I think I will stop with figures here; the report has more stuff, including the discussion of cross-region latency. Our goal was to see what communication latency one can expect in the cloud, and I think we got some pretty interesting data. The bottom line is that I do not think the general purpose cloud is ready yet for sub-millisecond timing assumptions that a lot of academic literature is pursuing now. There are a few other implications for my academic friends — testing/benchmarking systems in the cloud can be tricky — your latency can noticeably change over time. Also, unless you are careful with node placement (and picking leaders in leader-based systems), that placement can impact latency observations.

Rant Time

This is an observation study that, in my opinion, shows some useful/interesting data for system builders/engineers. This study treats the cloud as a black box, exactly as it appears for cloud users, and measures the end-to-end latency as observed by processes running on different nodes in the cloud. It does not try to break down the individual factors contributing to the latency. While these factors may be very useful for cloud providers and their engineering teams to troubleshoot and optimize their infrastructure, for cloud users, it is irrelevant whether the high latency is caused by the cloud network, virtualization technology, or bad VM scheduling. What matters for cloud users is the latency their apps/systems see, as these latencies also drive the safe timing assumptions engineers can take. I believe this point was one of the reasons the JSys reviewers rejected the report — the reviewers wanted to see the network latency and got the end-to-end one. However, the report clearly states that in the very first figure that shows what exactly we measure.

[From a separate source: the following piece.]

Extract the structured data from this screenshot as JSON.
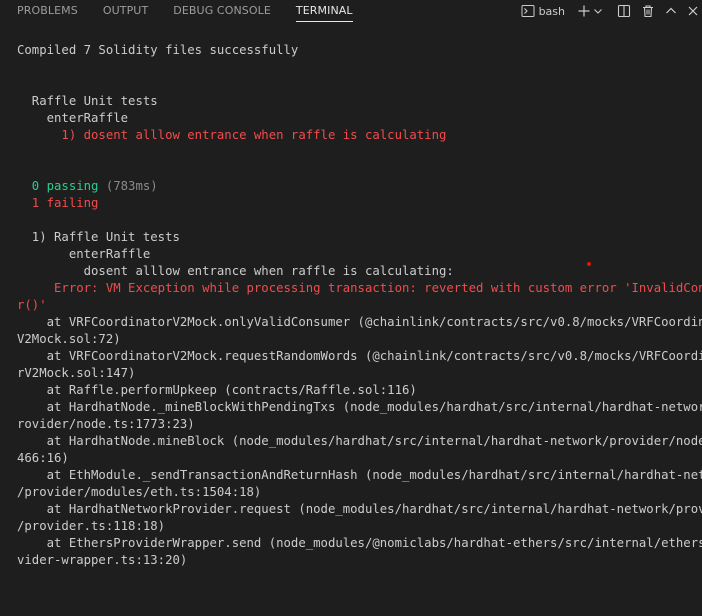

Of course, this observation study is far from perfect, and several factors could have influenced our observations, such as hidden failures in the cloud providers, using only relatively small VMs, and running only for a few hours. The reviewers, of course, are eager to point out these “problems,” again, despite the report clearly stating these deficiencies. However, running things for longer will not solve the latency variations we already observed in 6 hours. If anything, it will show more stuff and more patterns, such as daily latency fluctuations. Longer runs do not invalidate the plethora of observations we made with just a handful of shorter runs. Similarly, trying with bigger VMs will give more valuable and complete data. Maybe (and likely) bigger VM instances will be more stable. However, smaller instances are still more numerous in the cloud, making our observations valid for many users.

Anyway, the report is now on arxiv, and I am done with this little project.